For McQueen, it is less a change of image than of costume, the glove fit of an expensive Ron Postal wardrobe accomplishing a smooth transition from rugged rebel to rich rebel in a role that is otherwise well tailored to his personality. The decision to allow McQueen on an awkward and extended laugh scene is compounded by an uncomfortable reprise. Miss Dunaway, whose every walk is given a camera angle for each facial plane, is perpetually fascinating from the sleep tossed natural radiance of her morning brunches, competing with zoom pullaways to distant buildings, to the red-filtered glow of a scene played in a sauna bath. Fortunately, she can wear practically anything with a command of fashion and may be able to spare Thea Van Runkle's more excessive costume absurdities from quickly dating the picture.

Diabolique Magazine: Faye Dunaway is fantastic here – alluring, funny, and ice cold. In fact, she’s so good McQueen is hardly a match for her. As good as this film is, McQueen doesn’t do any of the heavy lifting here. No doubt he’s enjoying himself, but he spends most of the movie standing around laughing to himself or engaging in douchebag rich-boy activities. While at times his aloofness crosses over to cool, the role simply demands nothing of McQueen, so he’s a shadow of the actor we see in The Getaway (1972).

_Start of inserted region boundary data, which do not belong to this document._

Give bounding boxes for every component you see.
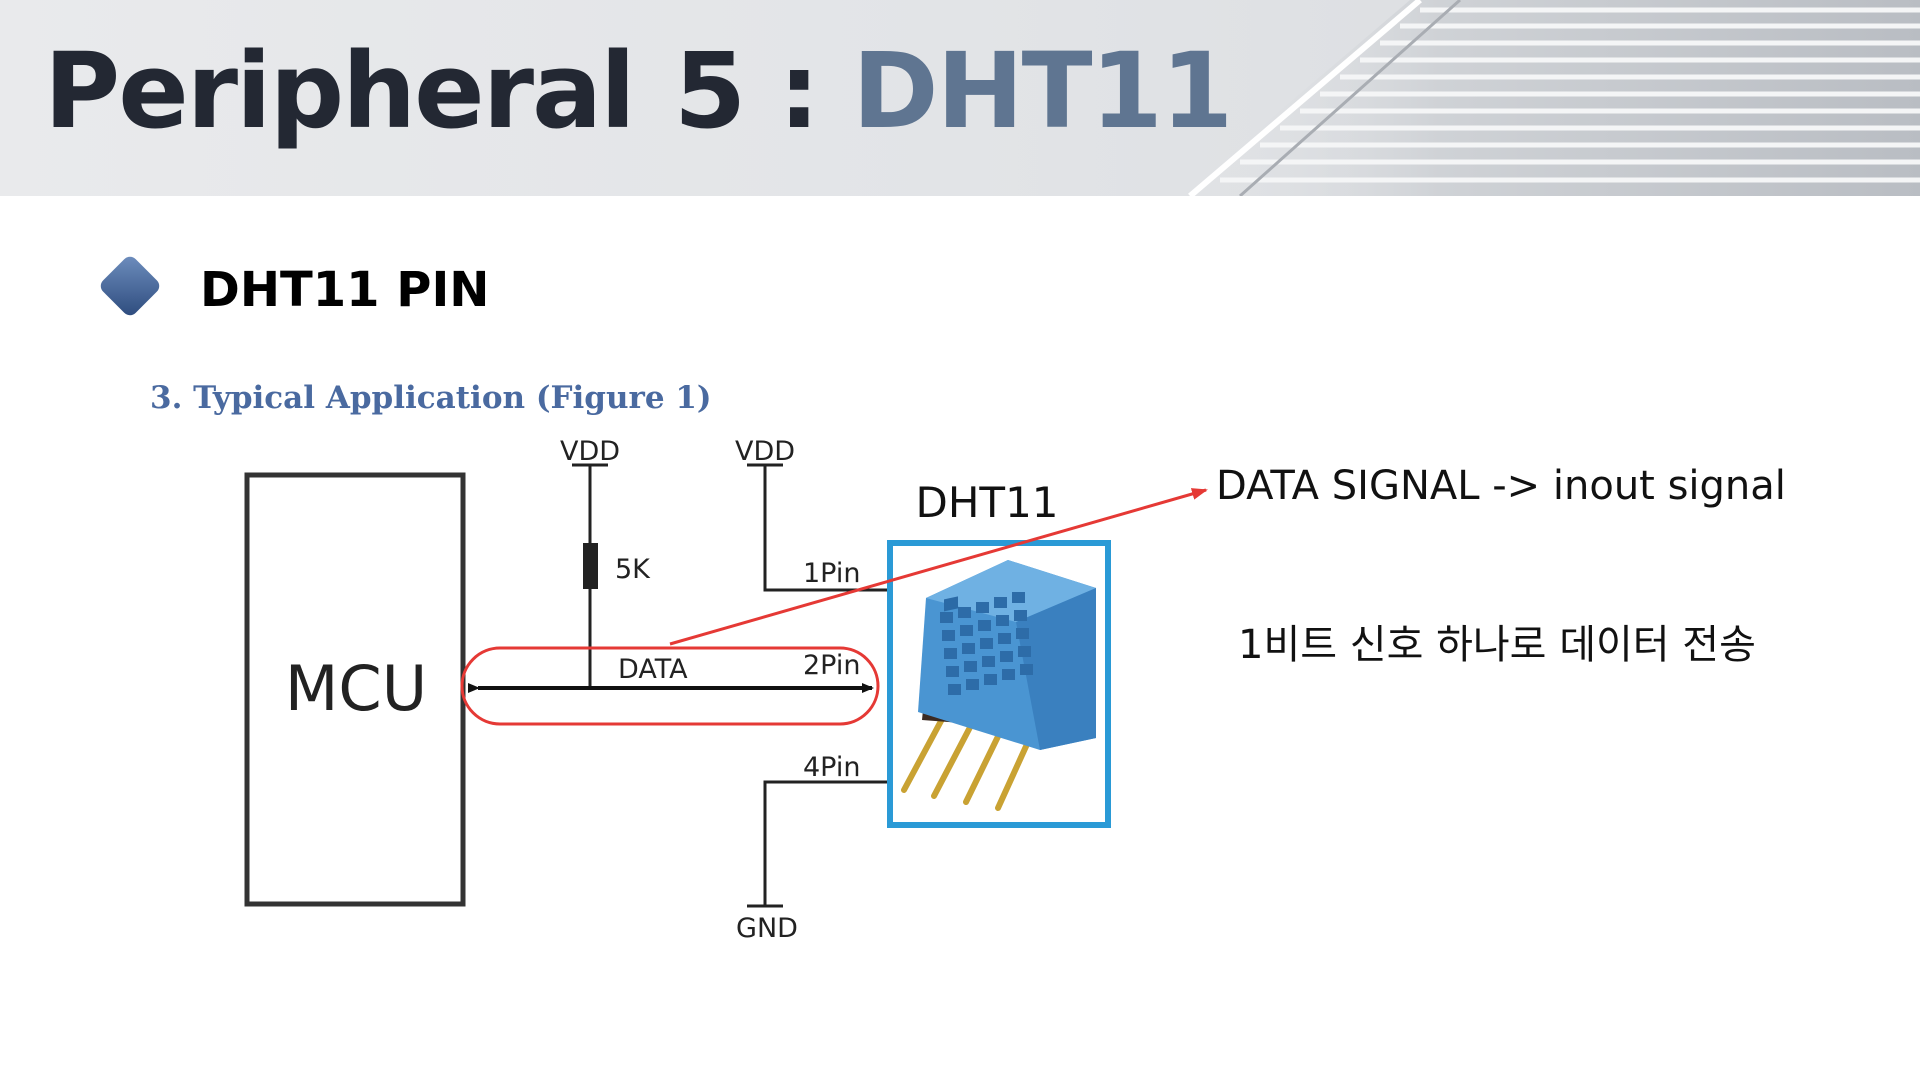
signal-note: DATA SIGNAL -> inout signal xyxy=(1216,463,1786,509)
pin4-label: 4Pin xyxy=(803,752,860,783)
resistor-5k xyxy=(583,543,598,589)
pin1-label: 1Pin xyxy=(803,558,860,589)
gnd-label: GND xyxy=(736,913,798,944)
callout-arrow xyxy=(669,488,1208,646)
resistor-label: 5K xyxy=(615,554,651,585)
pin4-wire xyxy=(763,780,888,905)
figure-caption: 3. Typical Application (Figure 1) xyxy=(150,380,712,416)
sensor-label: DHT11 xyxy=(915,478,1058,527)
section-title: DHT11 PIN xyxy=(200,262,490,318)
data-line-highlight xyxy=(460,646,880,726)
diamond-bullet-icon xyxy=(100,256,160,316)
vdd-right-label: VDD xyxy=(735,436,795,467)
pin1-wire xyxy=(763,465,888,592)
data-label: DATA xyxy=(618,654,688,685)
description-note: 1비트 신호 하나로 데이터 전송 xyxy=(1238,622,1756,668)
title-prefix: Peripheral xyxy=(44,30,636,152)
header-banner: Peripheral 5 : DHT11 xyxy=(0,0,1920,196)
pin2-label: 2Pin xyxy=(803,650,860,681)
mcu-label: MCU xyxy=(285,652,427,725)
title-accent: DHT11 xyxy=(852,30,1233,152)
title-number: 5 : xyxy=(673,30,820,152)
stairs-background-image xyxy=(1180,0,1920,196)
dht11-sensor-image xyxy=(901,560,1096,811)
vdd-left-label: VDD xyxy=(560,436,620,467)
page-title: Peripheral 5 : DHT11 xyxy=(44,30,1233,152)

Maybe that was intentional? It only hurts the movie when we are subjected to several minutes of McQueen flying an ultralight plane, or playing polo, or golf, or two insufferably long scenes of McQueen driving a dune buggy. These scenes should have been a fraction of their length and nothing would have been lost on the message that Thomas Crown is a douchebag rich boy who engages in douchebag rich-boy activities.

Trailer

Filming Locations

Art of the Title

Paris Review: Thomas Crown’s Global Vision
posted by MoonOrb (3 comments total)
 
I think the remake is a better film but the original has titles by Pablo Ferro and introduced America to "The Windmills of Your Mind" (for which it won an Academy Award for Best Original Song) so there'll always be a place for it..
posted by Nerd of the North at 4:56 PM on June 14, 2018 [2 favorites]


Seconding that the remake was better. I saw it first and then was all "really, rich dude robs banks for fun?" about this one.
posted by jenfullmoon at 5:45 PM on June 14, 2018


Sexaaaay. The Brosnan one that is. Like that one Duplicity movie with Julia Roberts and George Clooney but kind of way better.